JazzUSA: Are you and Mongo tight now?

PS: Oh yeah man. I talk to him about once a month. He’s been a featured soloist in our band and I’ve been featured in his band. Although, he really doesn’t have a band anymore. He’s just doing guest shots.

JazzUSA: So do you remind him of those days when you were a young buck?

PS: (laughs) Yeah, we talk about it all the time. It even goes deeper than that. I named my oldest son after him. His name is Xavier Mongo Sanchez. My son just graduated from University of California-Berkeley. He got a degree in astro-physics. He’s heavy. He just started in the job he’s always wanted, for the government, working on computers that guide nuclear warheads. As a young kid, he was playing bongos with me, and then suddenly he said, I don’t want to do that, and he got into astronomy. That was his call.

JazzUSA: And playing bongos was your call.

PS: Exactly, and that’s what he does and he carries Mongo’s name, and Mongo knows that, and Mongo tells people about when me and my wife would go see Mongo play when Mongito was still in her stomach. I used to go up to Mongo and go ‘Mongo, if it’s a boy we’re going to name it Mongo.’ So, he used to get all happy and I’d say come on and touch her stomach so we’ll have good luck. Sure enough, we had a boy and we name him Mongo. I named a boy after him, so we’re family.
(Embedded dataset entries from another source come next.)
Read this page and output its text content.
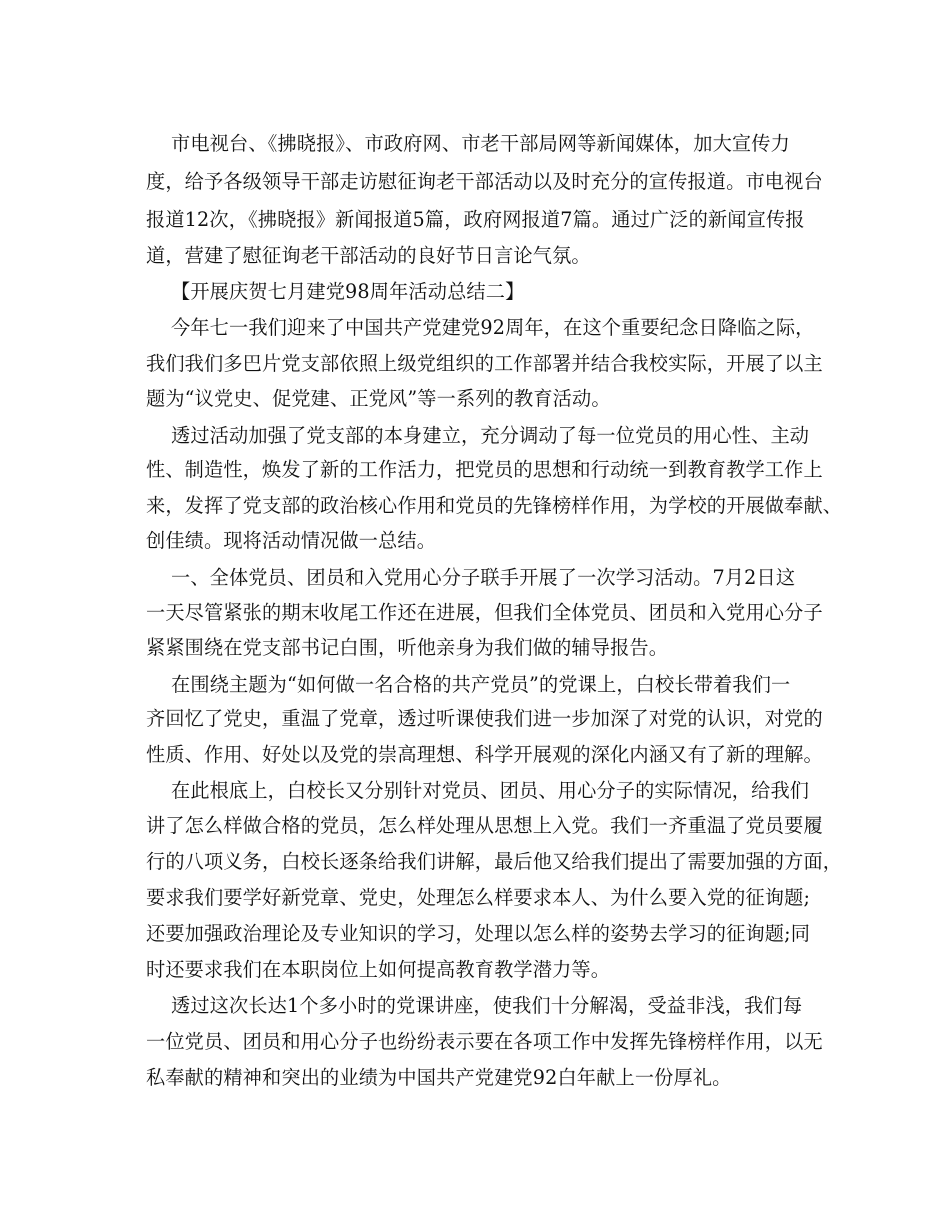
市电视台、《拂晓报》、市政府网、市老干部局网等新闻媒体，加大宣传力
度，给予各级领导干部走访慰征询老干部活动以及时充分的宣传报道。市电视台
报道12次，《拂晓报》新闻报道5篇，政府网报道7篇。通过广泛的新闻宣传报
道，营建了慰征询老干部活动的良好节日言论气氛。
【开展庆贺七月建党98周年活动总结二】
今年七一我们迎来了中国共产党建党92周年，在这个重要纪念日降临之际，
我们我们多巴片党支部依照上级党组织的工作部署并结合我校实际，开展了以主
题为“议党史、促党建、正党风”等一系列的教育活动。
透过活动加强了党支部的本身建立，充分调动了每一位党员的用心性、主动
性、制造性，焕发了新的工作活力，把党员的思想和行动统一到教育教学工作上
来，发挥了党支部的政治核心作用和党员的先锋榜样作用，为学校的开展做奉献、
创佳绩。现将活动情况做一总结。
一、全体党员、团员和入党用心分子联手开展了一次学习活动。7月2日这
一天尽管紧张的期末收尾工作还在进展，但我们全体党员、团员和入党用心分子
紧紧围绕在党支部书记白围，听他亲身为我们做的辅导报告。
在围绕主题为“如何做一名合格的共产党员”的党课上，白校长带着我们一
齐回忆了党史，重温了党章，透过听课使我们进一步加深了对党的认识，对党的
性质、作用、好处以及党的崇高理想、科学开展观的深化内涵又有了新的理解。
在此根底上，白校长又分别针对党员、团员、用心分子的实际情况，给我们
讲了怎么样做合格的党员，怎么样处理从思想上入党。我们一齐重温了党员要履
行的八项义务，白校长逐条给我们讲解，最后他又给我们提出了需要加强的方面，
要求我们要学好新党章、党史，处理怎么样要求本人、为什么要入党的征询题;
还要加强政治理论及专业知识的学习，处理以怎么样的姿势去学习的征询题;同
时还要求我们在本职岗位上如何提高教育教学潜力等。
透过这次长达1个多小时的党课讲座，使我们十分解渴，受益非浅，我们每
一位党员、团员和用心分子也纷纷表示要在各项工作中发挥先锋榜样作用，以无
私奉献的精神和突出的业绩为中国共产党建党92白年献上一份厚礼。
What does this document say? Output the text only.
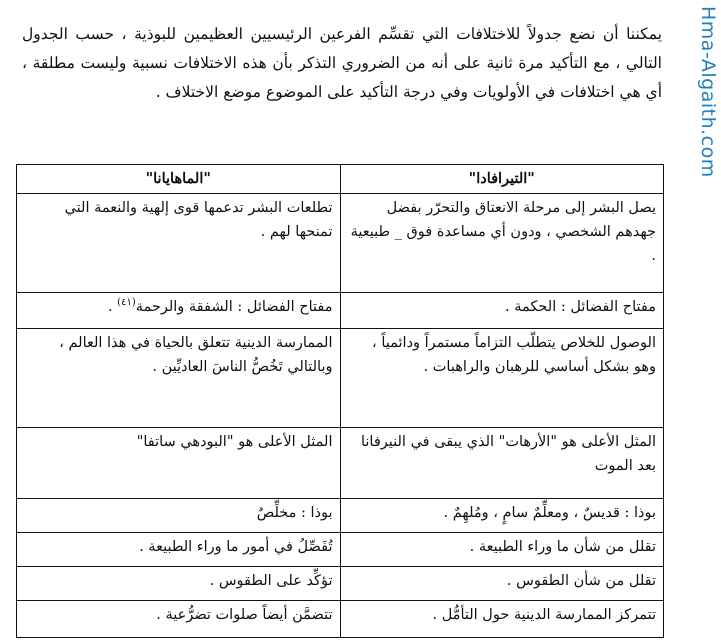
Hma-Algaith.com

يمكننا أن نضع جدولاً للاختلافات التي تقسِّم الفرعين الرئيسيين العظيمين للبوذية ، حسب الجدول التالي ، مع التأكيد مرة ثانية على أنه من الضروري التذكر بأن هذه الاختلافات نسبية وليست مطلقة ، أي هي اختلافات في الأولويات وفي درجة التأكيد على الموضوع موضع الاختلاف .

"التيرافادا"	"الماهايانا"
يصل البشر إلى مرحلة الانعتاق والتحرّر بفضل جهدهم الشخصي ، ودون أي مساعدة فوق _ طبيعية .	تطلعات البشر تدعمها قوى إلهية والنعمة التي تمنحها لهم .
مفتاح الفضائل : الحكمة .	مفتاح الفضائل : الشفقة والرحمة$^{(٤١)}$ .
الوصول للخلاص يتطلّب التزاماً مستمراً ودائمياً ، وهو بشكل أساسي للرهبان والراهبات .	الممارسة الدينية تتعلق بالحياة في هذا العالم ، وبالتالي تَخُصُّ الناسَ العاديِّين .
المثل الأعلى هو "الأرهات" الذي يبقى في النيرفانا بعد الموت	المثل الأعلى هو "البودهي ساتفا"
بوذا : قديسٌ ، ومعلِّمٌ سامٍ ، ومُلهِمٌ .	بوذا : مخلِّصٌ
تقلل من شأن ما وراء الطبيعة .	تُفَصِّلُ في أمور ما وراء الطبيعة .
تقلل من شأن الطقوس .	تؤكِّد على الطقوس .
تتمركز الممارسة الدينية حول التأمُّل .	تتضمَّن أيضاً صلوات تضرُّعية .
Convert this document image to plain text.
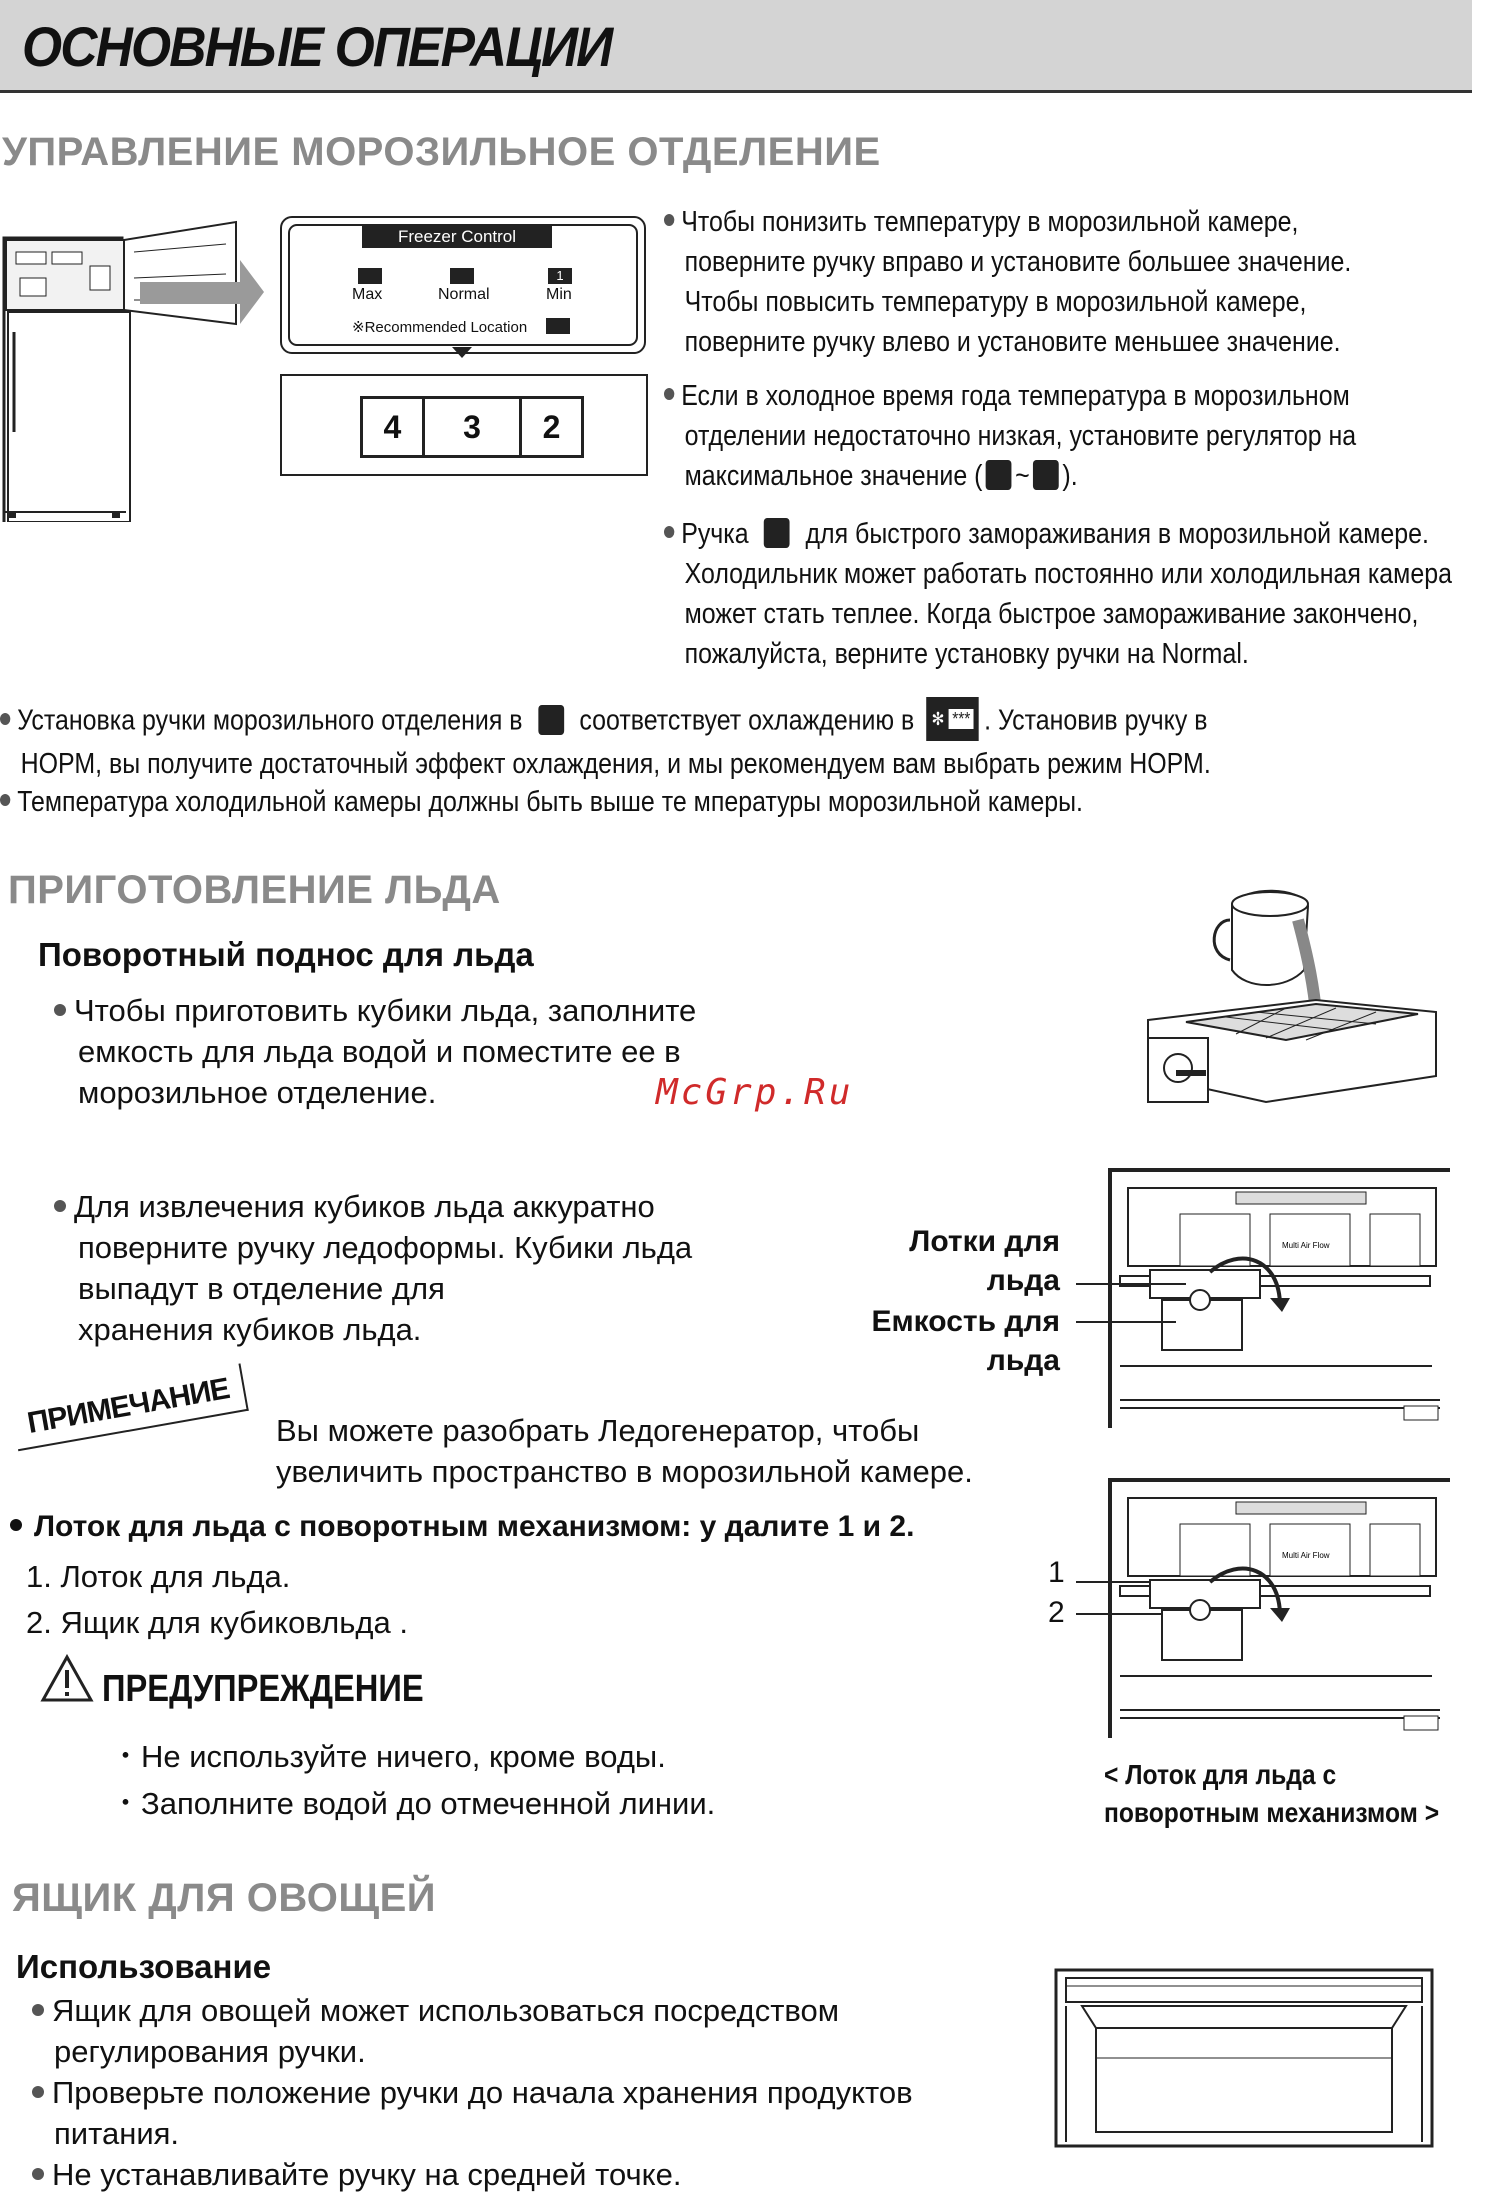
ОСНОВНЫЕ ОПЕРАЦИИ
УПРАВЛЕНИЕ МОРОЗИЛЬНОЕ ОТДЕЛЕНИЕ
Freezer Control
Max	Normal
1
Min
※Recommended Location
4	3	2
Чтобы понизить температуру в морозильной камере,
поверните ручку вправо и установите большее значение.
Чтобы повысить температуру в морозильной камере,
поверните ручку влево и установите меньшее значение.
Если в холодное время года температура в морозильном
отделении недостаточно низкая, установите регулятор на
максимальное значение ( ~ ).
Ручка для быстрого замораживания в морозильной камере.
Холодильник может работать постоянно или холодильная камера
может стать теплее. Когда быстрое замораживание закончено,
пожалуйста, верните установку ручки на Normal.
Установка ручки морозильного отделения в соответствует охлаждению в ✻ *** . Установив ручку в
НОРМ, вы получите достаточный эффект охлаждения, и мы рекомендуем вам выбрать режим НОРМ.
Температура холодильной камеры должны быть выше те мпературы морозильной камеры.
ПРИГОТОВЛЕНИЕ ЛЬДА
Поворотный поднос для льда
Чтобы приготовить кубики льда, заполните
емкость для льда водой и поместите ее в
морозильное отделение.	McGrp.Ru
Для извлечения кубиков льда аккуратно
поверните ручку ледоформы. Кубики льда
выпадут в отделение для
хранения кубиков льда.
Лотки для
льда
Емкость для
льда
Multi Air Flow
ПРИМЕЧАНИЕ	Вы можете разобрать Ледогенератор, чтобы
увеличить пространство в морозильной камере.
Лоток для льда с поворотным механизмом: у далите 1 и 2.
1. Лоток для льда.
2. Ящик для кубиковльда .
ПРЕДУПРЕЖДЕНИЕ
・Не используйте ничего, кроме воды.
・Заполните водой до отмеченной линии.
1
2
Multi Air Flow
< Лоток для льда с
поворотным механизмом >
ЯЩИК ДЛЯ ОВОЩЕЙ
Использование
Ящик для овощей может использоваться посредством
регулирования ручки.
Проверьте положение ручки до начала хранения продуктов
питания.
Не устанавливайте ручку на средней точке.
JazzUSA: It sounds like you’re family. How long have you been married?

PS: We celebrated our 26th anniversary last July. I have two boys. Mongito, and the other one is 16 years old, they’re ten years apart, he’s playing saxophone in the school band. His name is Julian Tito Sanchez. Same story, Tito Purente is one of my good friends, and you know I have to be a fan if I named my sons after them. Now I play with both of them, so hey man, my dreams have come through.